Don Antonio Seghezzi
Prete bergamasco. Il suo leit-motiv: “essere totalmente e splendidamente prete”: tra i giovani prima e in seminario come educatore, poi. Partì più tardi come cappellano, per assistere i soldati italiani in Abissinia. Tornato, fu nominato assistente diocesano dei giovani di azione cattolica. Deportato nel 1945, a Dachau, morì. Tutti lo ricordano come un prete entusiasta della sua vocazione, ripeteva: “La vocazione è come innamorarsi: si sogna, si ama, si crede al bello, si vuole diventare felici”. E insisteva: “Quando ami Gesù… riesci meglio a vedere più serenamente la vita… Ricorda che il Signore sa che ci sei. È la dolcissima bontà del Signore che ti fa fiorire. Chiamalo di continuo come fossi innamorato e …cerca nel tuo cuore ogni più bella parola e ogni forte sospiro… So che il Signore ci ama e allora che cosa ci manca?”.
Valori vocazionali
– La vita: un regalo di Dio da giocarsi ogni giorno come risposta non deludente verso chi ci ha voluto esistenti per sempre.

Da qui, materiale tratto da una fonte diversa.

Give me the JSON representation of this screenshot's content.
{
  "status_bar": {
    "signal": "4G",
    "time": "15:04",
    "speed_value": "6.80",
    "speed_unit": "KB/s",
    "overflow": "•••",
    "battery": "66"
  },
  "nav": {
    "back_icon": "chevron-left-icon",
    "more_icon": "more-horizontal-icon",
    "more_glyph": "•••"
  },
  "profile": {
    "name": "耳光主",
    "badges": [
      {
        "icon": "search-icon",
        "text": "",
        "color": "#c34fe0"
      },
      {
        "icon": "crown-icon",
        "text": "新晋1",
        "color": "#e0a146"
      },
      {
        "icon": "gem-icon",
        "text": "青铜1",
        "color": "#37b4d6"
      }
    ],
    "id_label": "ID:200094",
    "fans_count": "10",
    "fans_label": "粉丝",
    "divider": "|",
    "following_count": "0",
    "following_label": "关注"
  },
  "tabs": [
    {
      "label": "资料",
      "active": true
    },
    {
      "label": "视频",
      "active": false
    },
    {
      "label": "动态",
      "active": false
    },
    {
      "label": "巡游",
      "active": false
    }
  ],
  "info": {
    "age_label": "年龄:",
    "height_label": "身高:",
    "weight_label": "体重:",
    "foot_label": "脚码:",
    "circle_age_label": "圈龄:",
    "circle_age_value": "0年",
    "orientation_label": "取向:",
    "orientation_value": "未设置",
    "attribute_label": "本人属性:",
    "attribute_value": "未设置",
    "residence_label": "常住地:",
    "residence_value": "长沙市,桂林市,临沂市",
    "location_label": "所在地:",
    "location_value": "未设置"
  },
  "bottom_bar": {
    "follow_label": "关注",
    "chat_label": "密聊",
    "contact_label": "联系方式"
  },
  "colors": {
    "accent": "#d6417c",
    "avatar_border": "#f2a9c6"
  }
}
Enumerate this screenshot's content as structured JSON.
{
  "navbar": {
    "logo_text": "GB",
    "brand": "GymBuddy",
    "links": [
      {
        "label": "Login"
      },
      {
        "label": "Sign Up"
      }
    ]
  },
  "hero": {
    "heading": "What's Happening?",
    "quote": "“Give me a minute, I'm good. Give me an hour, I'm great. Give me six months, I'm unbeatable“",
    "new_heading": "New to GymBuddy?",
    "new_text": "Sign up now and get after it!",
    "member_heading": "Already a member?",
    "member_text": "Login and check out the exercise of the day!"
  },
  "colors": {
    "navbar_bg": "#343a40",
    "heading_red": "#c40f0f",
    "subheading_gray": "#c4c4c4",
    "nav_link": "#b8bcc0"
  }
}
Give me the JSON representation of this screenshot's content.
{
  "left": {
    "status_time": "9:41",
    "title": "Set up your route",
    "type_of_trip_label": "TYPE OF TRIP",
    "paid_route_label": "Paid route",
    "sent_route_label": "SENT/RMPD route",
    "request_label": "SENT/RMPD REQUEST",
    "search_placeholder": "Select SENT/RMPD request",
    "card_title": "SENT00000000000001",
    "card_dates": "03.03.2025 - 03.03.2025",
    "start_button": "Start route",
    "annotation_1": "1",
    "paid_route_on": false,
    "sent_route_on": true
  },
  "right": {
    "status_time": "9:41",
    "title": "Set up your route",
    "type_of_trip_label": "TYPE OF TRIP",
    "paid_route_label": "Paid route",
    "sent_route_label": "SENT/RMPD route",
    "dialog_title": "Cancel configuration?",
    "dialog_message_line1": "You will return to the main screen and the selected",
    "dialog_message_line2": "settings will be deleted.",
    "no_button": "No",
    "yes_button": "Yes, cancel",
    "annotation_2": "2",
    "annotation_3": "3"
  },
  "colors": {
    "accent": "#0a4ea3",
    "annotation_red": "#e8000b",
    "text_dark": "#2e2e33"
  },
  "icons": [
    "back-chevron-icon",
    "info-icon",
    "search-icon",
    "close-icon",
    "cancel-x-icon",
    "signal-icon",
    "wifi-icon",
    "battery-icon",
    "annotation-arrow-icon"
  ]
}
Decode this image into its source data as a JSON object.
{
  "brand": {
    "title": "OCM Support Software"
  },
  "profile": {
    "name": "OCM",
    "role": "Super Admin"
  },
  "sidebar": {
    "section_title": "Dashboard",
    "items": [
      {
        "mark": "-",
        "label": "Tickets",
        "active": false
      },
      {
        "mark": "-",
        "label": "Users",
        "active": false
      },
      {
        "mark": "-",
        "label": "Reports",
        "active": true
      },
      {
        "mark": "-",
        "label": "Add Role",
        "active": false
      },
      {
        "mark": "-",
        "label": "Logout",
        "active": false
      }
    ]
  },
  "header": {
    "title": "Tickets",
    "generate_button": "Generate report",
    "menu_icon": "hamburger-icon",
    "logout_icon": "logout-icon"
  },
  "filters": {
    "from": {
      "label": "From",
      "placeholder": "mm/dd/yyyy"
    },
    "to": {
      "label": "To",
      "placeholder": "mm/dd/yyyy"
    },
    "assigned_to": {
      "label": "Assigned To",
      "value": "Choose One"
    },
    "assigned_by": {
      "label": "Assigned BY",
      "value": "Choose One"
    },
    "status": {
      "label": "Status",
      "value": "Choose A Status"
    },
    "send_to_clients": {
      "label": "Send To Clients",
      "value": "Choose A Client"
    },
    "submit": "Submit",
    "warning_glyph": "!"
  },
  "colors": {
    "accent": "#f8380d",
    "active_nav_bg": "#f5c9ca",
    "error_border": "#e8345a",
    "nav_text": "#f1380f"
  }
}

– La fede in Gesù Cristo diventa la chiave per rispondere alle profonde esigenze esistenziali. Troppe fughe adolescenziali mostrano una certa paura di Cristo. È in lui che si trova la verità dell’uomo. Può apparire esigente; a volte chiede delle “rinunzie”. Va allora gridato sopra i tetti dentro lo stordimento contemporaneo, che se anche Gesù di Nazaret si presenta chiedendoci delle “rinunzie”, egli ci illumina perché possiamo “rinunciare almeno per il più!”. È lui la sorgente di ogni valore; è lui il modello a cui i santi si sono ispirati.
– La vita di Benedetta Bianchi Porro ci dice che non possiamo rifugiarci in alibi fuorvianti che ci trattengono dall’operare, costi quel che costi. Anche la sofferenza è ingrediente della vita? Va valorizzata. Persuadendoci che le vocazioni più autentiche sono quelle “costruite nella ferialità” di ogni giorno.
– La vita di Giuseppe Moscati ci dice che la scienza va sempre coniugata con coscienza. È la coscienza illuminata e rafforzata dalla Grazia spinge a vivere la carità laicale in un amore senza misura. Egli seppe vedere Cristo crocifisso nei poveri e malati. Gli ultimi non possono lasciare nessuno indifferente. La vocazione di ciascuno è servizio. Non si può essere felici da soli.
– La vita di Marcello Candia è un chiaro avvertimento che il denaro e la posizione professionale-industriale non sono tutto. Che una certa logica capitalista può anche essere frantumata dalla “stoltezza” evangelica. L’espropriarsi dei ricchi dalla troppa ricchezza è trovare nei poveri l’occasione per farsi solidali e fraterni. La vera vocazione dell’uomo è la “diaconia”, altrimenti l’uomo stesso si snatura e si spegne.
– La vita di P. Kolbe: insegna che il mondo ha bisogno di consacrati non solo nell’eroismo di un lager, ma nella donazione – martirio quotidiano, lì dove urge la presenza di “padri e madri spirituali” che aiutano ogni persona a non cadere nella deleteria cultura della morte.
– La vita di Edith Stein ripropone la grandezza della vita monastico-contemplativa. Una meta raggiunta lasciando l’ebraismo, dando il giusto valore alla ricerca, e approdando al grande e definitivo incontro con Cristo “per amarlo con cuore indiviso”… fino al martirio. La sua Luce era per la Stein lo splendore della Verità: Cristo!
– La vita di don Antonio Seghezzi ci fa pensare con nostalgia ai preti di un tempo, “tosti” e vere guide spirituali, con la veste talare che sembrava incollata alla loro figura con il breviario sotto il braccio sempre da completarne la “recita”… Preti dalle battute incisive, dall’adunanze A.C. entusiasmanti e dall’adorazione eucaristica anche nelle ore notturne… Questi i preti che se anche morti in un lager, aspettano che qualcuno li “rivivi” oggi con tutta la propria vita.